Manajer ditanya apakah dia ingin menandatangani striker, setelah menolak mengomentari Aubameyang, yang dia kelola di Borussia Dortmund. “Mari kita lihat dan periksa,” katanya. “Kami berasal dari kutukan No 9 ini; Saya juga percaya takhayul, saya bisa mengerti mengapa pemain mungkin tidak menyentuhnya dan memiliki preferensi lain. Ini seperti ini, tapi saya pikir Raheem [Sterling] akan banyak membantu kami dan secara umum adalah tanggung jawab kami untuk menciptakan posisi yang lebih ofensif untuk memiliki mungkin lebih banyak pemain di dalam kotak.”

Chelsea diperkirakan akan meningkatkan pengejaran mereka terhadap bek Leicester Wesley Fofana setelah tawaran £60 juta mereka ditolak minggu ini, tetapi Tuchel mengatakan dia telah fokus pada perjalanan hari Sabtu ke Everton setelah apa yang dia gambarkan sebagai kesepakatan transfer musim panas yang “bergejolak” yang bekerja dengannya. co-pemilik dan direktur stand-in sepak bola, Todd Boehly.
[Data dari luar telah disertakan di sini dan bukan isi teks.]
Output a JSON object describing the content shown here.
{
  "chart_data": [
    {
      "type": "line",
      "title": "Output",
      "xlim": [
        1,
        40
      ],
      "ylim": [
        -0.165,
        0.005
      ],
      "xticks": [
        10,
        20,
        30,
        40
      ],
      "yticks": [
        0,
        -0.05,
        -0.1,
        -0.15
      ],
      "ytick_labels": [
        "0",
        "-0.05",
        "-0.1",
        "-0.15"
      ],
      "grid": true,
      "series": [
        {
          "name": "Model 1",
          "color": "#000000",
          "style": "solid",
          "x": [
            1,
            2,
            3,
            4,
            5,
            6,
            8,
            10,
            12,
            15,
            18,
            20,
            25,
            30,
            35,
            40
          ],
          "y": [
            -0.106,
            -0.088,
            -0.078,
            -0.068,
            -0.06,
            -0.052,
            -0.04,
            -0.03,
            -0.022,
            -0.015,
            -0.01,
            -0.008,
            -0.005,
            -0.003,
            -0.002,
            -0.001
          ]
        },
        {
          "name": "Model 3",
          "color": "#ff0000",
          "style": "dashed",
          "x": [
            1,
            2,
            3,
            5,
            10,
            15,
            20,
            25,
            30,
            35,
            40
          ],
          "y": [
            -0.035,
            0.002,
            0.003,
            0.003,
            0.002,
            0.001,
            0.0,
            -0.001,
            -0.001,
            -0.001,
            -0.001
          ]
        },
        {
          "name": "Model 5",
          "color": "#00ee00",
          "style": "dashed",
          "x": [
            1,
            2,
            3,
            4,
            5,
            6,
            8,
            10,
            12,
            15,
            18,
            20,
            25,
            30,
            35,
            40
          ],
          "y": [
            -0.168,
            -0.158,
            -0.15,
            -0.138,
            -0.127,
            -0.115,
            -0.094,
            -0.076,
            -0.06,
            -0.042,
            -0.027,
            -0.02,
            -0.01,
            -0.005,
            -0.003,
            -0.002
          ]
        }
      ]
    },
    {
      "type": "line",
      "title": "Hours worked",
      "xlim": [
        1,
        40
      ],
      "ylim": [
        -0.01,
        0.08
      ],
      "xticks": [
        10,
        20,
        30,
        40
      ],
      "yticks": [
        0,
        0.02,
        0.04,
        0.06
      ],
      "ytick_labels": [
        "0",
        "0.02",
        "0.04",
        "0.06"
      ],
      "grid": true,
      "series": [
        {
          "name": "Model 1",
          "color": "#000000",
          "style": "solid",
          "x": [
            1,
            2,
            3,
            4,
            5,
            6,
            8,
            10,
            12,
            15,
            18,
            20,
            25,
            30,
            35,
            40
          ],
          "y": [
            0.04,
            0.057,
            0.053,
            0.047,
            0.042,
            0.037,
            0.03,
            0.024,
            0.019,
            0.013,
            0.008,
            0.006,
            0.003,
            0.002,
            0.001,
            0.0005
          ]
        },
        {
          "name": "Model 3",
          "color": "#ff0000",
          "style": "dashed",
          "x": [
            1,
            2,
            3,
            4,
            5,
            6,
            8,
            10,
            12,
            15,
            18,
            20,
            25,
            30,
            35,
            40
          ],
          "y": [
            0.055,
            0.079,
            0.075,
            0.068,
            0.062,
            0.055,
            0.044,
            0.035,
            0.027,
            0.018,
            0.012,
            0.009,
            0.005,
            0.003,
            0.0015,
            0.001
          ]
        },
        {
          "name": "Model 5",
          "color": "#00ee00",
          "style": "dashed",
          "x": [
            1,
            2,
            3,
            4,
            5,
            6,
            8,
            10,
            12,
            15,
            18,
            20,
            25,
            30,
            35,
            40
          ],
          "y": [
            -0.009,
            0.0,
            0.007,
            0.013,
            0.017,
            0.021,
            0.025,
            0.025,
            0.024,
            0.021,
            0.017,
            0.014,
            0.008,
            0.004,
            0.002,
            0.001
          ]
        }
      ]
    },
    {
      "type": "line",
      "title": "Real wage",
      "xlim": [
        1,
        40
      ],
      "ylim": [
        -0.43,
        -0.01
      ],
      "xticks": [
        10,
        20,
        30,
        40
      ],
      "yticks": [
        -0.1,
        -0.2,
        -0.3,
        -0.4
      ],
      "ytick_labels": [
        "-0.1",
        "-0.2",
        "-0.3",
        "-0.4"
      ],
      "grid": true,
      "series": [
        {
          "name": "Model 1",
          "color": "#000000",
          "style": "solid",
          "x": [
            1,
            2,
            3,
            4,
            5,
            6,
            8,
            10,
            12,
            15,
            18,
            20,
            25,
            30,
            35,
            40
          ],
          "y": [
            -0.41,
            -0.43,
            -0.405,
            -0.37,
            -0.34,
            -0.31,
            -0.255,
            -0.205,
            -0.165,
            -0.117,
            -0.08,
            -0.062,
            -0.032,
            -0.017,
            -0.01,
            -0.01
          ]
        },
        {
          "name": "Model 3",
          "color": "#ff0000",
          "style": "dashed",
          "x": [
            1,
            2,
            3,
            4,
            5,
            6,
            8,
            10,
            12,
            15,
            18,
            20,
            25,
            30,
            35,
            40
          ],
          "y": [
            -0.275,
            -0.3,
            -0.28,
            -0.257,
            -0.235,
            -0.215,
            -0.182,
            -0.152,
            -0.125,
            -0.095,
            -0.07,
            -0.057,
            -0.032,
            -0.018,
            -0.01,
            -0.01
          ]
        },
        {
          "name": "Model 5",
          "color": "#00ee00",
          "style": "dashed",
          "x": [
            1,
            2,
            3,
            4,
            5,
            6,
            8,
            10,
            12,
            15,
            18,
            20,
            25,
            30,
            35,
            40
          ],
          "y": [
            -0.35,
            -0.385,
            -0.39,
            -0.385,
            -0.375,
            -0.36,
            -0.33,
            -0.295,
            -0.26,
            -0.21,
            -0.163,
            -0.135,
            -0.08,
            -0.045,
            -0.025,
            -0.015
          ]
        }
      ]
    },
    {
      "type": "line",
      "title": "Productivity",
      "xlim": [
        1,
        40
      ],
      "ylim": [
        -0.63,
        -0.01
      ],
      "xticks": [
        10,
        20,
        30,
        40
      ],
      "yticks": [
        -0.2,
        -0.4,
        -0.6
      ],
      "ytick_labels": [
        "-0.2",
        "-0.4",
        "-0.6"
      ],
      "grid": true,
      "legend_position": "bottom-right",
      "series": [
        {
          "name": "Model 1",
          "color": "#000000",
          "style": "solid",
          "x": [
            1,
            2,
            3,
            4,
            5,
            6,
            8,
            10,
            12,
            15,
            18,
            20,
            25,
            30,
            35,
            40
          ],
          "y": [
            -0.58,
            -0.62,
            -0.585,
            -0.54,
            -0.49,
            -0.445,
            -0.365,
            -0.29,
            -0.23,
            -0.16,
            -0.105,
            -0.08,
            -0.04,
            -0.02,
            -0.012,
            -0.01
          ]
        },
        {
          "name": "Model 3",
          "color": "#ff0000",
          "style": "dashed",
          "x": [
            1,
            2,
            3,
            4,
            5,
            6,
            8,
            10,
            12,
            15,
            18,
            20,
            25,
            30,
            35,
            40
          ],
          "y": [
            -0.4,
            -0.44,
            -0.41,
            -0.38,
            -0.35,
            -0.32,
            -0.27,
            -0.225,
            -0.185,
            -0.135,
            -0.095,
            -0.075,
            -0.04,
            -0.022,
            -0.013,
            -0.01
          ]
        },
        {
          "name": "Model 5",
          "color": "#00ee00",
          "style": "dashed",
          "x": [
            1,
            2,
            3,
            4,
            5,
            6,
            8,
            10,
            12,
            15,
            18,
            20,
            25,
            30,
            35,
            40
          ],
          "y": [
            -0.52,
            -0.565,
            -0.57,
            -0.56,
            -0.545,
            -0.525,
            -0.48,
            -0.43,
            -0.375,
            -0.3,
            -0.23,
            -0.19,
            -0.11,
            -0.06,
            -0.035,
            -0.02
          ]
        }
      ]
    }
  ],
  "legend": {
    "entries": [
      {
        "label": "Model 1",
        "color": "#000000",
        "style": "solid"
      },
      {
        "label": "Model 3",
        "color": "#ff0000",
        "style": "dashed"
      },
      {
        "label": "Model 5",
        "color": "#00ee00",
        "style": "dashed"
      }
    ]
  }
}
The Fiver: daftar dan dapatkan email sepakbola harian kami.

“Anda bisa tersesat dalam semua nama dan peluang ini dan tiba-tiba Anda akhirnya bermain 2-7-1 atau apa pun,” katanya. “Anda perlu memfokuskan kembali dan mandi air dingin dan menenangkan diri – atau saya harus – dan kemudian Anda pergi: ‘Oke, mari kembali ke tempat yang kita butuhkan. Apa yang kita butuhkan untuk skuad dan kepribadian seperti apa dan bakat seperti apa yang kita butuhkan?’ Dan kurang lebih seperti itu.”

Tuchel menambahkan: “Itu juga cukup bergejolak di sini, harus saya katakan. Itu penting dengan dimulainya musim baru: apakah kami masih mencoba sesuatu? Tidak. Ini adalah Everton sekarang dan proses itu telah membantu semua orang untuk tenang. Melihat bahwa kami berhasil di pasar juga menenangkan saya dan ada saling memberi dan menerima untuk semua orang. Kekuatan Chelsea adalah ketenangan dari dalam dan juga dari luar dan kami perlu mencapai status itu lagi.”

Pos terkait

Tinggalkan Balasan

Alamat email Anda tidak akan dipublikasikan.